To access this room, change memory address A229 to 54 and A22A to 02, but only above this unused room.
"HAPPY" is spelled out in stars in the first Space Zone level. Sadly, there is no way to see this through normal gameplay, although you can reach the Y if you jump up and to the left of the second money bag. It is possible to reach the letters by using the Game Genie code 005-1FE-6E and holding A to moonjump over to the section.
This message screen can be found at 0x3288A-0x32ABD, a leftover from an earlier version of the game. The font used for this message only exists in the Japanese version, at 0x149E5-0x14CE4. GameShark code 01209BFF or Game Genie code 200-77B-E6E will display the screen responsible for the message in all versions; unfortunately, the game does not load the associated font data, causing the message to appear glitched using the currently-loaded screen setting's CHR.
As such, note that this is a mock-up screen.
The title screen was completely redesigned for the international release. The sign pointing to the pipe and the pipe itself are no longer there, and the grass was also shortened.
A possible debug remnant in Version 1.0 (both Japanese and US/Europe): if you hold certain button combinations on the title screen, you can play the level demos.
- Up + Select - Intro level
- Up + A + Select - Hippo level
- Up + B + Select - Turtle Zone level
- Up + A + B + Select - Macro Zone level
The game stores input sequences in memory addresses 0xA300-0xA3FF. This part of memory stores 127 input slots, each consisting of two addresses, that keep track of what button was pressed and for how long it was pressed. Pressing one direction and then letting go of it will use up two slots and 256 frames of no input will also use up one slot.
The input sequences for the built-in demos are read from this part of memory, but using one of the above codes will let you write new input sequences. However, the game will freeze once all 127 input slots are used.
Also present only in Version 1.0: while going down a pipe, pause and exit by pressing Select. The next time you enter a level, you will go through the ground and can reach areas that are out of bounds.
Checkpoint Bell Glitch
Pause the game at the same time you touch a checkpoint bell in a previously beaten level, then leave the level by pressing Select. If done correctly, next time you enter a level you will hear the bell sound effect and the bell counts as touched so you start at the level's middle when entering it again.
If you enter a level that doesn't have a bell (excluding Wario's Castle), upon re-entering, you will start at the level's top-left corner at what is presumably (0,0). This was fixed in Version 1.2, which starts you at the beginning of the level as if nothing happened.
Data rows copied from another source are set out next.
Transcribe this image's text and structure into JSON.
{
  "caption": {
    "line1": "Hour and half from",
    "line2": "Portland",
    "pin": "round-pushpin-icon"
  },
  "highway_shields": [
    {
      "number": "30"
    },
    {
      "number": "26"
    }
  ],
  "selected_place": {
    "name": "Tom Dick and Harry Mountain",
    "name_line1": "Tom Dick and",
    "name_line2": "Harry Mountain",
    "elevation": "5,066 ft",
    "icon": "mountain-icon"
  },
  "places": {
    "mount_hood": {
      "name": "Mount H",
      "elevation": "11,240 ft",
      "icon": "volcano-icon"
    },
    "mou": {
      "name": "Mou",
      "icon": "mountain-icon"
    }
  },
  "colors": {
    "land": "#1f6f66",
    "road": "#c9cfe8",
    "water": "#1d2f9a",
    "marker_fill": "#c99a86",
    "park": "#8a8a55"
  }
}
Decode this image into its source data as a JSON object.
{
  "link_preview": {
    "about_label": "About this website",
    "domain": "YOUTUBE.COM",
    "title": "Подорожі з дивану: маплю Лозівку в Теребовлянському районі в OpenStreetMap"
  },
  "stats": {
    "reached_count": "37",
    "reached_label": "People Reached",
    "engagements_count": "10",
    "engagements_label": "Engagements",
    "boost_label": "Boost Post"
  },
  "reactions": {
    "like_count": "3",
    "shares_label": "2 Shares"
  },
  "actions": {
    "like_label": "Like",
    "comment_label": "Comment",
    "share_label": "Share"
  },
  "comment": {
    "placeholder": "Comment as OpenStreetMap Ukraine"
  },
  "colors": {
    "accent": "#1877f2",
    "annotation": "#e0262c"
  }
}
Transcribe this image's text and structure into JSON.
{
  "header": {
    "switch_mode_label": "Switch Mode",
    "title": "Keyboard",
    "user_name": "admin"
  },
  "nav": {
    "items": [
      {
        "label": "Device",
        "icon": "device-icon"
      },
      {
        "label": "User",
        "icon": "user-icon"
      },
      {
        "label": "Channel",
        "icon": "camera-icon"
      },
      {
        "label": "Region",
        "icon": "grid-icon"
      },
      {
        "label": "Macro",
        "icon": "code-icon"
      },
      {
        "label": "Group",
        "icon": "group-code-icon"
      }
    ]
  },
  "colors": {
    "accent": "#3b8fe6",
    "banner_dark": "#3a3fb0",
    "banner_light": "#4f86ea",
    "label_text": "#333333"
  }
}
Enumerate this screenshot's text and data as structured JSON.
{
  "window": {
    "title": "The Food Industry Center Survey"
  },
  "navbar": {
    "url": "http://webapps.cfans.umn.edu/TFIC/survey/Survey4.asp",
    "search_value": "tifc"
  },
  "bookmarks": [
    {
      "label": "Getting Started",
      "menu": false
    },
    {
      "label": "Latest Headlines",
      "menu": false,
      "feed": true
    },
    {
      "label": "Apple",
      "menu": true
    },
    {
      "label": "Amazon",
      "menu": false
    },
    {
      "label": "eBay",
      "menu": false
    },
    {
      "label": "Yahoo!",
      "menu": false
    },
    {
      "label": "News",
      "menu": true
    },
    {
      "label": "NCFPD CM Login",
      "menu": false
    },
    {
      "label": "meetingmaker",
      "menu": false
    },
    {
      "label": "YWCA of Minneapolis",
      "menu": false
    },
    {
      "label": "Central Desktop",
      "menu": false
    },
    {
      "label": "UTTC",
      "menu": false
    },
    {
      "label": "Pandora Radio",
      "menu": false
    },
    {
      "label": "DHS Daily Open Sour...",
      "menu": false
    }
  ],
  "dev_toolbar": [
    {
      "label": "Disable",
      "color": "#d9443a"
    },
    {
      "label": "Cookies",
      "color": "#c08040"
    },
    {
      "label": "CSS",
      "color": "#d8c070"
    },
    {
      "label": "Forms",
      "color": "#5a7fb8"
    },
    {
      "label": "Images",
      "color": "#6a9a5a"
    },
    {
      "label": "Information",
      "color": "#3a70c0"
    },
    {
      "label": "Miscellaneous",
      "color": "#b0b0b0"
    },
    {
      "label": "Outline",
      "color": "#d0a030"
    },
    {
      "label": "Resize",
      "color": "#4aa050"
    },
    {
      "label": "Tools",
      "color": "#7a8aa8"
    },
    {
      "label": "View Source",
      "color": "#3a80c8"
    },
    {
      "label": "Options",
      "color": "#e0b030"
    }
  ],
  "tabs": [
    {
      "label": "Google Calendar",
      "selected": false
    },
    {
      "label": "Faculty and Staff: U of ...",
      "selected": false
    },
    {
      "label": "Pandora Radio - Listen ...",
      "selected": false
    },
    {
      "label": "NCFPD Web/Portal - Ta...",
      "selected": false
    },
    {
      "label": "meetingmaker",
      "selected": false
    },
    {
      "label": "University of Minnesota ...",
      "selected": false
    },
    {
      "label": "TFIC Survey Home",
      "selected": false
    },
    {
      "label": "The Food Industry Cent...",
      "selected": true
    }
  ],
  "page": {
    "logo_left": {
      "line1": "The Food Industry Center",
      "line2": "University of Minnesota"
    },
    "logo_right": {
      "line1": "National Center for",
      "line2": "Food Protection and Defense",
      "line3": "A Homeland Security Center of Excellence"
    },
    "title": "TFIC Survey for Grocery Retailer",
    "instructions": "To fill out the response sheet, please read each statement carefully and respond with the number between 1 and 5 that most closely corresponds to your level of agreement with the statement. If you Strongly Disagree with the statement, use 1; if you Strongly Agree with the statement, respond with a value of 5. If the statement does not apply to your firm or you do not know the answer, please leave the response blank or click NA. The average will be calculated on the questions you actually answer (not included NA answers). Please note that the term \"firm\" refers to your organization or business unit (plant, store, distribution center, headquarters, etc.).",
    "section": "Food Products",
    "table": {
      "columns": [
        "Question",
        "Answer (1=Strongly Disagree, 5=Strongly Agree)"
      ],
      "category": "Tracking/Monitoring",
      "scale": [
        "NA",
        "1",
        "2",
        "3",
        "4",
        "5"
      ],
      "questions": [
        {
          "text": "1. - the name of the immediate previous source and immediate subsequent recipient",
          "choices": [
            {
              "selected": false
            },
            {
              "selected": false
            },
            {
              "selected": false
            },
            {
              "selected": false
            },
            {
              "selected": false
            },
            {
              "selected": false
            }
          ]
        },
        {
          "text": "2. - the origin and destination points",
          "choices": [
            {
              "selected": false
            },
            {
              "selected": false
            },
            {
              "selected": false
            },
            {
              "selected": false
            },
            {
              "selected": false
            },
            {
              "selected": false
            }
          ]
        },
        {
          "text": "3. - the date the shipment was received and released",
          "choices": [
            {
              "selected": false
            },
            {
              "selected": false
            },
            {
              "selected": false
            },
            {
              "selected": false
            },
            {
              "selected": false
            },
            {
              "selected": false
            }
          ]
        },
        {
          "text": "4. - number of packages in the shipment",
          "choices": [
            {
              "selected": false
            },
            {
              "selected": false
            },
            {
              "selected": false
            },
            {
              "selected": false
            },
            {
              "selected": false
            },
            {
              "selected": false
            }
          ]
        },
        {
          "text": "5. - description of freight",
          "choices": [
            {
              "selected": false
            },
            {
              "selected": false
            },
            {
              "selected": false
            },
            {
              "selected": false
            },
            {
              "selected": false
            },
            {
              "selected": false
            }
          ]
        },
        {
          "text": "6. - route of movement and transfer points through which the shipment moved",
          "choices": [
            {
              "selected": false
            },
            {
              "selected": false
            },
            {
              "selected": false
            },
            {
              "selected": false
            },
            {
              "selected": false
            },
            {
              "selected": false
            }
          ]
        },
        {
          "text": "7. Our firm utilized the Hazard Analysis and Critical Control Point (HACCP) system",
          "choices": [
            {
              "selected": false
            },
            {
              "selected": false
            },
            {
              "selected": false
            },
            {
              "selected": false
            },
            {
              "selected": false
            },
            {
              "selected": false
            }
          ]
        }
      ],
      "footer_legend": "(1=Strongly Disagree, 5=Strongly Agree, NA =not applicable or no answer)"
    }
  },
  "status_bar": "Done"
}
The game uses two different sets of sprites for Mario, depending on what type of level you're in. The alternate sprites are used in dark levels, while the normal ones are used everywhere else except Space Zone. Some minor fixes were made to the normal sprites before release, mostly to the hat and overalls of Mario's back-facing sprite, which were not carried over to the alternate tileset.
Unfortunately, whoever fixed up the back-facing sprite mistakenly used the transparent palette entry instead of the white one, creating "holes" in the sprite. These are much more visible on a Game Boy Color, which can assign separate palettes to sprites and backgrounds. Several other sprites in the game have similar problems (note the blue dots in the Goomba's eyes at the bottom of the screen).